What is Trust and Safety?

The fuel powering interactions in our digital economy.

Definition

Trust and safety are a contextually dependent set of values and practices that increase participation in and engagement with a digital ecosystem by reducing the risk of harm, fraud, or other criminal behavior toward an individual or organization’s self or reputation. If harm is inflicted or fraud does occur, proper recourse mechanisms are in place to re-establish a strong sense of trust and safety.

The Role of Relationships in Trust & Safety

One of the defining characteristics of any notion of trust and safety is the different types of relationships that have the potential to exist. We see three central relationship structures with trust and safety in the marketplace.

  1. Business and Consumer
  2. Consumer and Business
  3. User and User

Business and Consumer

Businesses are often the targets of theft, fraud, or other types of malicious attacks. While this is not a new phenomena, advancing technologies are enabling new techniques in committing old forms of fraud and new types of fraud by bad actors. For example, before online customer accounts, the primary concern for merchants was fraudulent credit purchases from stolen credit cards. Now merchants also worry about customer accounts that have payment information bound to the account from being compromised, in addition to the fraudulent credit payments. Using identifying data in determining who is perpetrating attacks as they happen or who has done so in the past is central for an enterprise’s ability to trust customers as they operate over their digital domains.

Consumer and Business

As consumers are becoming increasingly aware of business’ technological capacity to collect personal data, become aware of how this data can be used against them, and hear more news stories of major data breaches, consumers are becoming more concerned and less trusting of organizations collecting personally information.In order to avoid a loss in trust, we recommend a proactive approach in going above mere compliance and answering these types of questions benefiting both business operations and public relations.

User and User

With the growth of the shared service economy, platforms have been developed that enable users to transact directly with other users. When enabling users to coordinate with other users for economic transactions, they become exposed to greater privacy and security risks.  When using digital platforms to connect people in physical space, personally identifiable information; like phone numbers, addresses, or license plate numbers become openly available to potential malicious actors. In order to protect users from the risk of their personal information from being used against them, there needs to be means, where possible, by which users can kept this information private.

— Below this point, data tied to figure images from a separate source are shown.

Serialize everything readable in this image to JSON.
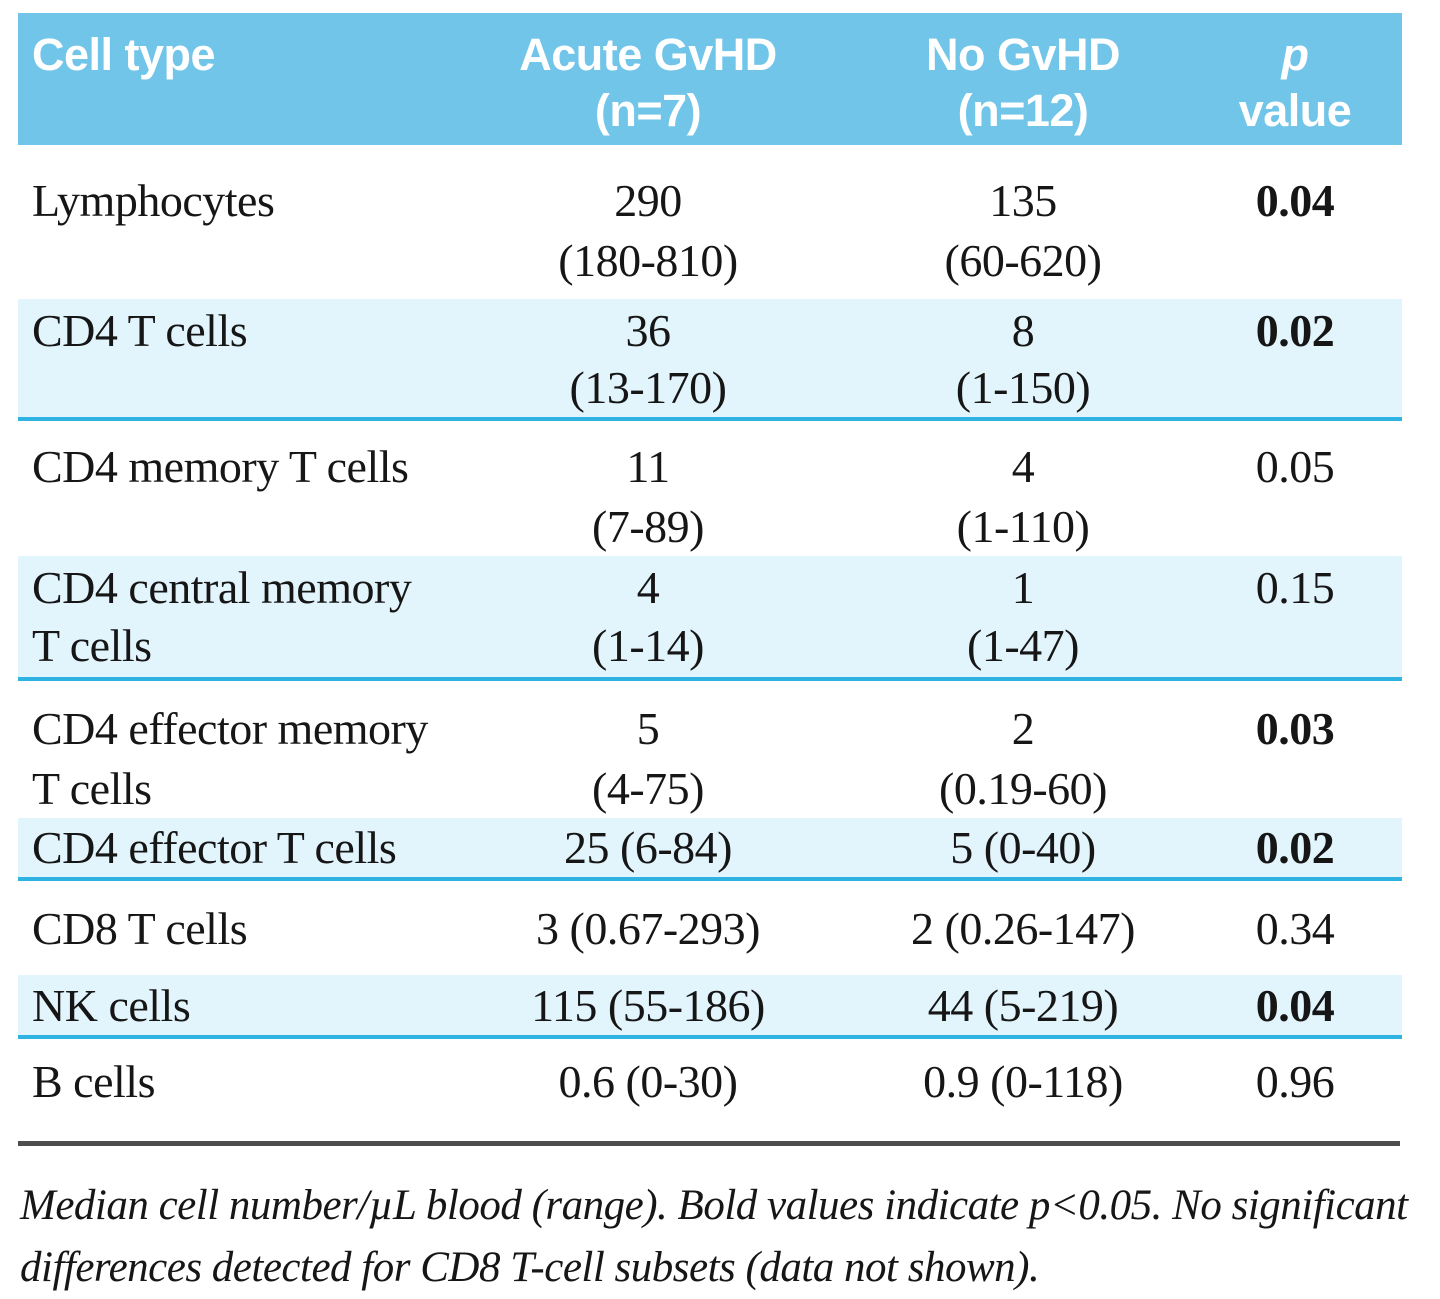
{
  "colors": {
    "header_bg": "#71c5e8",
    "shaded_bg": "#e2f4fc",
    "divider": "#2fb3e3",
    "rule": "#4d4d4d",
    "text": "#161616",
    "header_text": "#ffffff"
  },
  "chart_data": {
    "type": "table",
    "title": "",
    "columns": [
      {
        "line1": "Cell type",
        "line2": ""
      },
      {
        "line1": "Acute GvHD",
        "line2": "(n=7)"
      },
      {
        "line1": "No GvHD",
        "line2": "(n=12)"
      },
      {
        "line1": "p",
        "line2": "value"
      }
    ],
    "rows": [
      {
        "name": "Lymphocytes",
        "name2": "",
        "acute": "290",
        "acute_range": "(180-810)",
        "no_gvhd": "135",
        "no_gvhd_range": "(60-620)",
        "p": "0.04",
        "p_sig": true,
        "shaded": false
      },
      {
        "name": "CD4 T cells",
        "name2": "",
        "acute": "36",
        "acute_range": "(13-170)",
        "no_gvhd": "8",
        "no_gvhd_range": "(1-150)",
        "p": "0.02",
        "p_sig": true,
        "shaded": true
      },
      {
        "name": "CD4 memory T cells",
        "name2": "",
        "acute": "11",
        "acute_range": "(7-89)",
        "no_gvhd": "4",
        "no_gvhd_range": "(1-110)",
        "p": "0.05",
        "p_sig": false,
        "shaded": false
      },
      {
        "name": "CD4 central memory",
        "name2": "T cells",
        "acute": "4",
        "acute_range": "(1-14)",
        "no_gvhd": "1",
        "no_gvhd_range": "(1-47)",
        "p": "0.15",
        "p_sig": false,
        "shaded": true
      },
      {
        "name": "CD4 effector memory",
        "name2": "T cells",
        "acute": "5",
        "acute_range": "(4-75)",
        "no_gvhd": "2",
        "no_gvhd_range": "(0.19-60)",
        "p": "0.03",
        "p_sig": true,
        "shaded": false
      },
      {
        "name": "CD4 effector T cells",
        "name2": "",
        "acute": "25 (6-84)",
        "acute_range": "",
        "no_gvhd": "5 (0-40)",
        "no_gvhd_range": "",
        "p": "0.02",
        "p_sig": true,
        "shaded": true
      },
      {
        "name": "CD8 T cells",
        "name2": "",
        "acute": "3 (0.67-293)",
        "acute_range": "",
        "no_gvhd": "2 (0.26-147)",
        "no_gvhd_range": "",
        "p": "0.34",
        "p_sig": false,
        "shaded": false
      },
      {
        "name": "NK cells",
        "name2": "",
        "acute": "115 (55-186)",
        "acute_range": "",
        "no_gvhd": "44 (5-219)",
        "no_gvhd_range": "",
        "p": "0.04",
        "p_sig": true,
        "shaded": true
      },
      {
        "name": "B cells",
        "name2": "",
        "acute": "0.6 (0-30)",
        "acute_range": "",
        "no_gvhd": "0.9 (0-118)",
        "no_gvhd_range": "",
        "p": "0.96",
        "p_sig": false,
        "shaded": false
      }
    ],
    "footnote_line1": "Median cell number/µL blood (range). Bold values indicate p<0.05. No significant",
    "footnote_line2": "differences detected for CD8 T-cell subsets (data not shown)."
  }
}
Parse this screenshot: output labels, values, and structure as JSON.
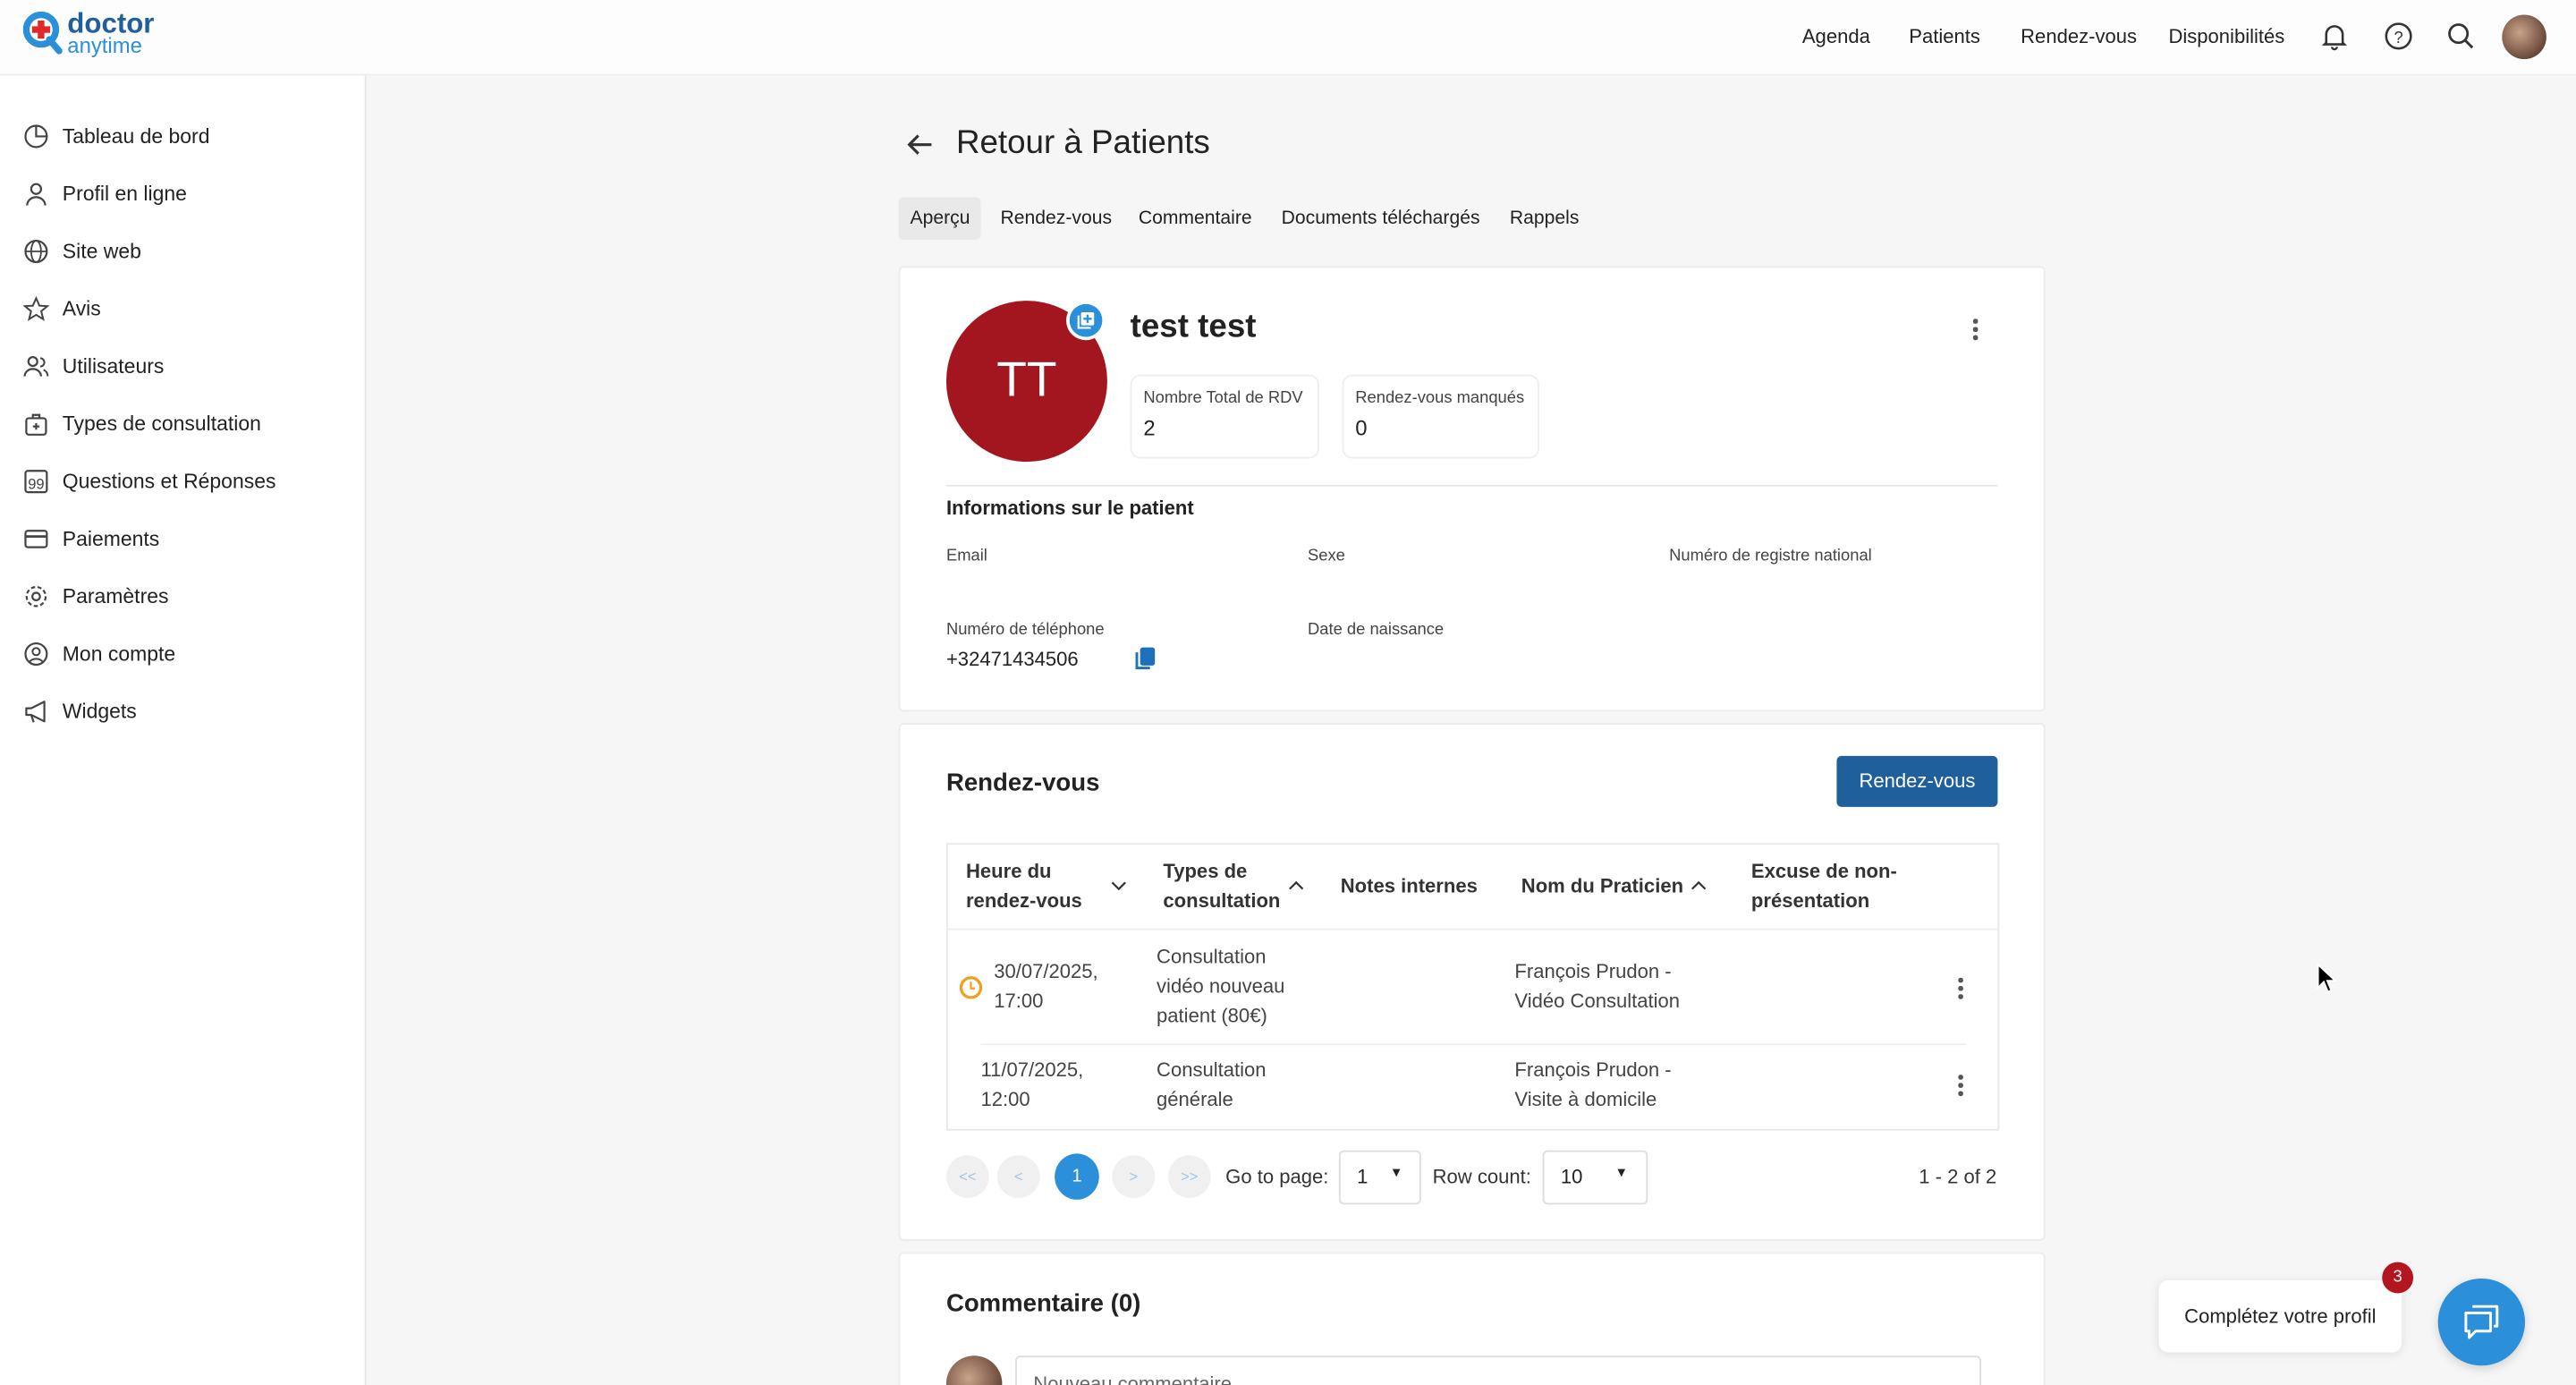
{
  "brand": {
    "line1": "doctor",
    "line2": "anytime",
    "primary": "#1f5f9c",
    "accent": "#2b8fd9",
    "cross": "#e02a2a"
  },
  "topnav": {
    "items": [
      "Agenda",
      "Patients",
      "Rendez-vous",
      "Disponibilités"
    ],
    "icons": [
      "bell-icon",
      "help-icon",
      "search-icon",
      "user-avatar"
    ]
  },
  "sidebar": {
    "items": [
      {
        "label": "Tableau de bord",
        "icon": "dashboard-icon"
      },
      {
        "label": "Profil en ligne",
        "icon": "user-icon"
      },
      {
        "label": "Site web",
        "icon": "globe-icon"
      },
      {
        "label": "Avis",
        "icon": "star-icon"
      },
      {
        "label": "Utilisateurs",
        "icon": "users-icon"
      },
      {
        "label": "Types de consultation",
        "icon": "medical-bag-icon"
      },
      {
        "label": "Questions et Réponses",
        "icon": "quote-icon"
      },
      {
        "label": "Paiements",
        "icon": "credit-card-icon"
      },
      {
        "label": "Paramètres",
        "icon": "gear-icon"
      },
      {
        "label": "Mon compte",
        "icon": "account-circle-icon"
      },
      {
        "label": "Widgets",
        "icon": "megaphone-icon"
      }
    ]
  },
  "page": {
    "back_title": "Retour à Patients",
    "tabs": [
      "Aperçu",
      "Rendez-vous",
      "Commentaire",
      "Documents téléchargés",
      "Rappels"
    ],
    "active_tab": "Aperçu"
  },
  "patient": {
    "initials": "TT",
    "name": "test test",
    "avatar_color": "#a3161f",
    "stats": [
      {
        "label": "Nombre Total de RDV",
        "value": "2"
      },
      {
        "label": "Rendez-vous manqués",
        "value": "0"
      }
    ],
    "info_title": "Informations sur le patient",
    "fields": {
      "email": "Email",
      "sexe": "Sexe",
      "registre": "Numéro de registre national",
      "phone_label": "Numéro de téléphone",
      "phone": "+32471434506",
      "birth": "Date de naissance"
    }
  },
  "appointments": {
    "title": "Rendez-vous",
    "button": "Rendez-vous",
    "button_color": "#1f5f9c",
    "columns": [
      {
        "l1": "Heure du",
        "l2": "rendez-vous",
        "sort": "down"
      },
      {
        "l1": "Types de",
        "l2": "consultation",
        "sort": "up"
      },
      {
        "l1": "Notes internes"
      },
      {
        "l1": "Nom du Praticien",
        "sort": "up"
      },
      {
        "l1": "Excuse de non-",
        "l2": "présentation"
      }
    ],
    "rows": [
      {
        "date": "30/07/2025,",
        "time": "17:00",
        "type": [
          "Consultation",
          "vidéo nouveau",
          "patient (80€)"
        ],
        "notes": "",
        "practitioner": [
          "François Prudon -",
          "Vidéo Consultation"
        ],
        "excuse": "",
        "status_icon": "clock-icon",
        "status_color": "#f0a020"
      },
      {
        "date": "11/07/2025,",
        "time": "12:00",
        "type": [
          "Consultation",
          "générale"
        ],
        "notes": "",
        "practitioner": [
          "François Prudon -",
          "Visite à domicile"
        ],
        "excuse": ""
      }
    ],
    "pagination": {
      "first": "<<",
      "prev": "<",
      "current": "1",
      "next": ">",
      "last": ">>",
      "goto_label": "Go to page:",
      "goto_value": "1",
      "rowcount_label": "Row count:",
      "rowcount_value": "10",
      "summary": "1 - 2 of 2"
    }
  },
  "comments": {
    "title": "Commentaire (0)",
    "placeholder": "Nouveau commentaire"
  },
  "widget": {
    "profile_label": "Complétez votre profil",
    "badge": "3",
    "badge_color": "#b3161f",
    "chat_color": "#2b8fd9"
  }
}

Economics as a Key Challenge

Defection

Economic participation declines when notions of trust and safety erode. This is made evident in two major causes of market failure. One cause is the fear of or the perceived possibility of defection by a market participant. Another is a fear of a negative or harmful transaction due to information asymmetries between participants. While many economic, legal, and sociological mechanisms have developed over time to help overcome these problems in the physical markets, these mechanisms erode or disappear entirely in digital ecosystems.

Information Asymmetries

Information asymmetries are where one party in a transaction knows significantly more information about items or events in a transaction than the other parties involved. For example, if you were interacting with your favorite celebrity or podcast host, you would inevitably be purview to more of the personal background information than they would of you. As such, they might be much less inclined to trust you given the advantage you hold over them in this regard. Conversely, if both parties had the same information about the transaction, this would most likely change the terms of engagement in the transaction. Information asymmetries can lead to buyers purchasing items that are different than what they had expected, or they can cause buyers to participate in transaction patterns that lead to undesirable outcomes.